Skewered Pork Cutlets

Kushi Katsu

Preparation info

  • Difficulty


  • Makes

    1 dozen sticks

Appears in

An American Taste of Japan

An American Taste of Japan

By Elizabeth Andoh

Published 1985

  • About

The Japanese “discovered” the pleasures of breaded fried pork thanks to the Dutch influence in Nagasaki several hundred years ago. More recently, the Japanese redesigned the dish by taking what was essentially a main course and making it over into an appetizer or snack. Kushi katsu are now a popular item on many Japanese menus through the United States.

Because the Japanese use special, coarse bread crumbs, the fried pork stays crispy for hours and is quite delicious at room temperature. Bite-size but unskewered nuggets of breaded fried pork find their way into many Japanese lunch boxes.


  • 10–12 ounces lean pork butt
  • ½ large green bell pepper, about 2 ounces with seeds and ribs removed
  • 2 whole scallions
  • 3–4 tablespoons (all-purpose) flour
  • 1 egg, beaten with 1 tablespoon water
  • 1 cup panko (coarse Japanese bread crumbs) vegetable oil, for deep frying
  • tonkatsu sōsu (dark spicy sauce), for dipping


Slice the pork into twenty-four pieces, each about ¼ inch thick and 1–1½ inches square. Cut the pepper into six pieces, removing any seeds or ribs. Each piece should be about inches square. Trim the scallions and cut them into -inch lengths; you should have about six pieces of white, twelve pieces of green. Toss all the pieces of meat and vegetable in the flour to lightly dust them.
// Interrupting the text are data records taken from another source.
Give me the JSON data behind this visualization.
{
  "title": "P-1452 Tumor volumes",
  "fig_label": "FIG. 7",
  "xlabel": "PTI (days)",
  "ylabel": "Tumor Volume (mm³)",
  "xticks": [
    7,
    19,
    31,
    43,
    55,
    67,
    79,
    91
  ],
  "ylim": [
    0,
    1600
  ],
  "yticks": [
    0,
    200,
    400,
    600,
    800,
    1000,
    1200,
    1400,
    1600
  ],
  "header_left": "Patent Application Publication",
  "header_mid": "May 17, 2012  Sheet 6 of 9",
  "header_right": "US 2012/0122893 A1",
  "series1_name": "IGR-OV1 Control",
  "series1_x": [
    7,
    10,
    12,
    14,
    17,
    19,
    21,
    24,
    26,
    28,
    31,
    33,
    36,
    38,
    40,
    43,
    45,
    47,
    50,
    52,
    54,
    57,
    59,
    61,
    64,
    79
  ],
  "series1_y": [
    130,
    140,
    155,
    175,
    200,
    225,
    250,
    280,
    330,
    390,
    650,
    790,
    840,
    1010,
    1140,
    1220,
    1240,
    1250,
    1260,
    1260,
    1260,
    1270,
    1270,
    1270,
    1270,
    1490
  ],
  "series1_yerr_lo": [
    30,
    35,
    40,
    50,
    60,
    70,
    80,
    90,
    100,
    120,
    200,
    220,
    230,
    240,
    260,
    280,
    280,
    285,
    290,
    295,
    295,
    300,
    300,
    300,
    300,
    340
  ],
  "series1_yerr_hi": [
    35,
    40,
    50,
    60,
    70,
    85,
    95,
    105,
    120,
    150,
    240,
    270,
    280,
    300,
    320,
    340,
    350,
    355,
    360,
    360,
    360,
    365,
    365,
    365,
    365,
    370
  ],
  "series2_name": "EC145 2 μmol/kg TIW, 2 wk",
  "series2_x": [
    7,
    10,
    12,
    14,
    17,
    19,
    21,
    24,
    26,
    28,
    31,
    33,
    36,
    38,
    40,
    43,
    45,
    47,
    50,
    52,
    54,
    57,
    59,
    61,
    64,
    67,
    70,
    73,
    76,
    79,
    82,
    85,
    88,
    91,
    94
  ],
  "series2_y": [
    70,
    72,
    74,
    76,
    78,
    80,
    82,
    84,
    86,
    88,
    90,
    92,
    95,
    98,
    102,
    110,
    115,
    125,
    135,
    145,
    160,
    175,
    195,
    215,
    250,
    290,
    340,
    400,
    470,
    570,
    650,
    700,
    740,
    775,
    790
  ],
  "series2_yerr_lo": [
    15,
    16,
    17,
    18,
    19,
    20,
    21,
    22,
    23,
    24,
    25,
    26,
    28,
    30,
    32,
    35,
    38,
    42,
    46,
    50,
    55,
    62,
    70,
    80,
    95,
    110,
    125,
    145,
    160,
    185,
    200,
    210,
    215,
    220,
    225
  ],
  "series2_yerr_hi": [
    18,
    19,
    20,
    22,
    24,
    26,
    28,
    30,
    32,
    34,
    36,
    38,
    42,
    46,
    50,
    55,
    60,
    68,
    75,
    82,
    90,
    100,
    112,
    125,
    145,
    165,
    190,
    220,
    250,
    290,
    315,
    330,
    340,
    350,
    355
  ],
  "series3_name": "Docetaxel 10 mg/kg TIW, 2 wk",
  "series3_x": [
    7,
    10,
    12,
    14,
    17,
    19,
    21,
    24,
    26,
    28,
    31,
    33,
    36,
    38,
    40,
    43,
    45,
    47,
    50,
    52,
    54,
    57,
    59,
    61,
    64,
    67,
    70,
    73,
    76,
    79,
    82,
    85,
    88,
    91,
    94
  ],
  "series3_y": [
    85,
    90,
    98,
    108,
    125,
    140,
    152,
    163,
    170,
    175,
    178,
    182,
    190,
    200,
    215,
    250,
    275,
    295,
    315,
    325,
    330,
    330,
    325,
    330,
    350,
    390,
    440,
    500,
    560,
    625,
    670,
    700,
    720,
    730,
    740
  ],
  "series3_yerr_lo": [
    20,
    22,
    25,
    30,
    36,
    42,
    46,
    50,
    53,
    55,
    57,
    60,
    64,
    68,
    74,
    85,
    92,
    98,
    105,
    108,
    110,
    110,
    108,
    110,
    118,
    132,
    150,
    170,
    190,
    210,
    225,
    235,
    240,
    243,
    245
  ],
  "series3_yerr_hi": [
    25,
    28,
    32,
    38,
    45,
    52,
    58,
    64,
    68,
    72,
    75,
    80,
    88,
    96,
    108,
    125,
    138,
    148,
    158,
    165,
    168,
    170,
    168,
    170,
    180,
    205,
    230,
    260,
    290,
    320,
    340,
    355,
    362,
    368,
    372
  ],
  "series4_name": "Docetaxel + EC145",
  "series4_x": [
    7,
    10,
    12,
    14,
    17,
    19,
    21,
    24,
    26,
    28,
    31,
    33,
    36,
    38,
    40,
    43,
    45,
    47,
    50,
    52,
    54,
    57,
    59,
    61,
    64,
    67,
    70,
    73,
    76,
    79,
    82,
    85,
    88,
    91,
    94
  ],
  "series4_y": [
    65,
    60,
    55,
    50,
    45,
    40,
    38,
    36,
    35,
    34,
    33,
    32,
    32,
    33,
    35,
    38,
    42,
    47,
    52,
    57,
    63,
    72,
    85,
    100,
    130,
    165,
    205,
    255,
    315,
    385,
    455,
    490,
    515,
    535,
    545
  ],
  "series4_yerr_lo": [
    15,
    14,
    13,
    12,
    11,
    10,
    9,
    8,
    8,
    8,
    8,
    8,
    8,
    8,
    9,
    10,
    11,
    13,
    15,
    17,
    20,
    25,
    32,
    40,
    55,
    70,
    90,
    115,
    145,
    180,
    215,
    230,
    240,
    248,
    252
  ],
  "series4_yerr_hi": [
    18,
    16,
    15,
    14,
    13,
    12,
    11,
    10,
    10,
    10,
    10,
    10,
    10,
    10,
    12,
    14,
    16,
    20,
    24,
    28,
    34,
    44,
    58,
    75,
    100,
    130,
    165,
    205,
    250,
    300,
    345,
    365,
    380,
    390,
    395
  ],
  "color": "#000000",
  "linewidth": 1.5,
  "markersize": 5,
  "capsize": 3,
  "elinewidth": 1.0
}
Use short (about 6-inch) bamboo skewers, which can be bought at Oriental groceries or in housewares shops sometimes. On each of six skewers, thread pork and peppers as follows: Begin and end each skewer with a piece of pork, wedging a piece of pepper in between. Each piece of food should be pierced twice by the tip of the skewer.

On each of six short skewers, thread pork and scallions as follows: Begin and end each skewer with a piece of pork wedging three lengths of scallions (the white flanked by the green) in between. Thread the meat so that the tip of the skewer pierces each piece twice.

One at a time, dip the twelve skewers into the egg wash, then immediately into the bread crumbs. Take a wok, a deep metal skillet, or a deep-fat fryer and fill it with at least 2 inches of oil. Heat the oil to approximately 375 degrees. Test the oil by dropping in a few bread crumbs to which some egg wash clings. Ideally the crumbs will drop just below the surface, rise immediately, and sizzle and color slowly on the surface. Deep fry the skewers, two or three at a time, for 2½–3 minutes. Turn the skewers several times during the frying time. Drain well on paper towels. Serve with the dark spicy sauce.